I have to admit I was rather charmed watching a demo of Microsoft’s Windows 8 tablet. I bounce back and forth between my iPad and MacBook Pro quite often during the day, so merging the two into a single device looked appealing. After a few minutes daydreaming about the unification of iOS and OSX, it struck me that I don’t want an El Camino.
My wife, Liz, and I share a 2001 Honda Accord for a reason—it’s an incredibly practical vehicle that handles 99% of our transportation needs. Every once in a while we need a truck to haul a large piece of furniture, or handle some other cargo that just wont fit in our Accord. Fortunately, we have quite a few friends who own trucks we can borrow, but even if we didn’t, renting a truck once in a while is significantly more cost effective than buying a truck just to have one around. And buying an El Camino would be absurd. It compromises the functionality of each vehicle class such that it would be completely impractical for us.
Liz and I also happen to share my MacBook Pro. It’s the only non-iOS computing device in our home. Sharing the computer was a minor source of contention until recently when I bought Liz a keyboard for her iPad. She still uses my computer on occasion, but it’s mostly for things like buying plane tickets or ordering flowers, which should be much easier on iOS.

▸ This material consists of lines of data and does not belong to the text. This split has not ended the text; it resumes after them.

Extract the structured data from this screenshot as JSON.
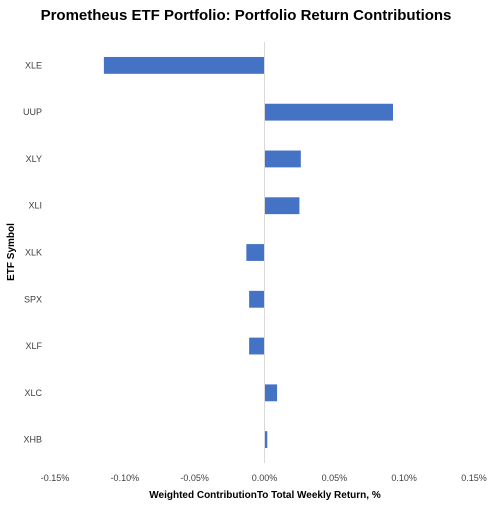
{
  "chart_data": {
    "type": "bar",
    "orientation": "horizontal",
    "title": "Prometheus ETF Portfolio: Portfolio Return Contributions",
    "xlabel": "Weighted ContributionTo Total Weekly Return, %",
    "ylabel": "ETF Symbol",
    "categories": [
      "XLE",
      "UUP",
      "XLY",
      "XLI",
      "XLK",
      "SPX",
      "XLF",
      "XLC",
      "XHB"
    ],
    "values": [
      -0.115,
      0.092,
      0.026,
      0.025,
      -0.013,
      -0.011,
      -0.011,
      0.009,
      0.002
    ],
    "xlim": [
      -0.15,
      0.15
    ],
    "xticks": [
      -0.15,
      -0.1,
      -0.05,
      0.0,
      0.05,
      0.1,
      0.15
    ],
    "xtick_labels": [
      "-0.15%",
      "-0.10%",
      "-0.05%",
      "0.00%",
      "0.05%",
      "0.10%",
      "0.15%"
    ],
    "bar_color": "#4472C4",
    "axis_color": "#D9D9D9",
    "grid": false,
    "legend": "none"
  }
}
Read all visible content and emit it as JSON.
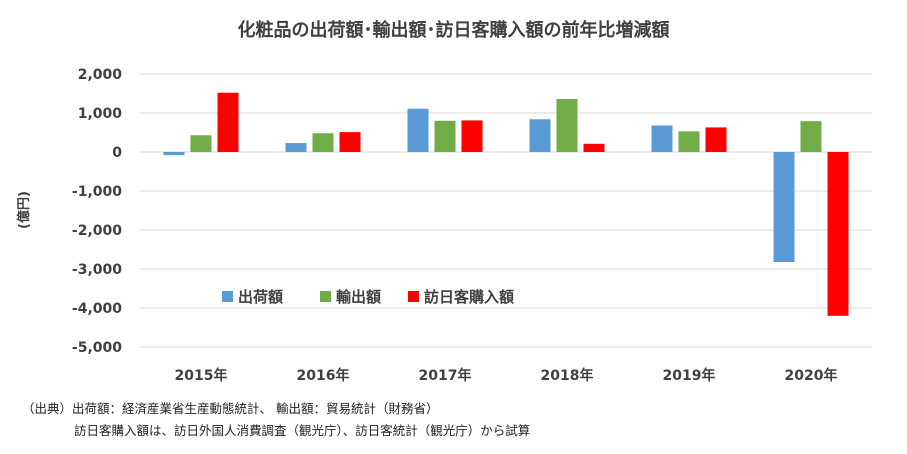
{
  "chart_data": {
    "type": "bar",
    "title": "化粧品の出荷額･輸出額･訪日客購入額の前年比増減額",
    "ylabel": "(億円)",
    "xlabel": "",
    "categories": [
      "2015年",
      "2016年",
      "2017年",
      "2018年",
      "2019年",
      "2020年"
    ],
    "ylim": [
      -5000,
      2000
    ],
    "yticks": [
      2000,
      1000,
      0,
      -1000,
      -2000,
      -3000,
      -4000,
      -5000
    ],
    "ytick_labels": [
      "2,000",
      "1,000",
      "0",
      "-1,000",
      "-2,000",
      "-3,000",
      "-4,000",
      "-5,000"
    ],
    "grid": true,
    "legend_position": "center",
    "series": [
      {
        "name": "出荷額",
        "color": "#5B9BD5",
        "values": [
          -80,
          230,
          1110,
          840,
          680,
          -2820
        ]
      },
      {
        "name": "輸出額",
        "color": "#70AD47",
        "values": [
          430,
          480,
          800,
          1360,
          530,
          790
        ]
      },
      {
        "name": "訪日客購入額",
        "color": "#FF0000",
        "values": [
          1520,
          510,
          810,
          210,
          630,
          -4200
        ]
      }
    ]
  },
  "source": {
    "line1": "（出典）出荷額：経済産業省生産動態統計、 輸出額：貿易統計（財務省）",
    "line2": "訪日客購入額は、訪日外国人消費調査（観光庁）、訪日客統計（観光庁）から試算"
  }
}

Some people still have a hard time believing this, but I have no doubt that the future of computing—especially casual computing—is iOS, not OSX. And I’m starting to doubt the viability or necessity of a hybrid. The car vs. truck analogy will become less applicable over time. iOS isn’t bound by physicality as is a car. Through speech-to-text, gestures, software innovation, and even hardware accessories, Apple can empower more and more iOS users to make a complete break from OSX. And iCloud is a big step in that direction.
Microsoft’s El Camino approach to computing may ultimately be saved by Moore’s Law if hardware can catch up fast enough to adequately and cost effectively run the behemoth they’re building. But Apple already has an 18 month head start on the future of computing and Windows 8 wont launch until Fall 2012 at the earliest. While the hybrid approach looks attractive today, it will look less and less attractive over time, and will likely look like a complete kludge by the time Microsoft is able to ship it.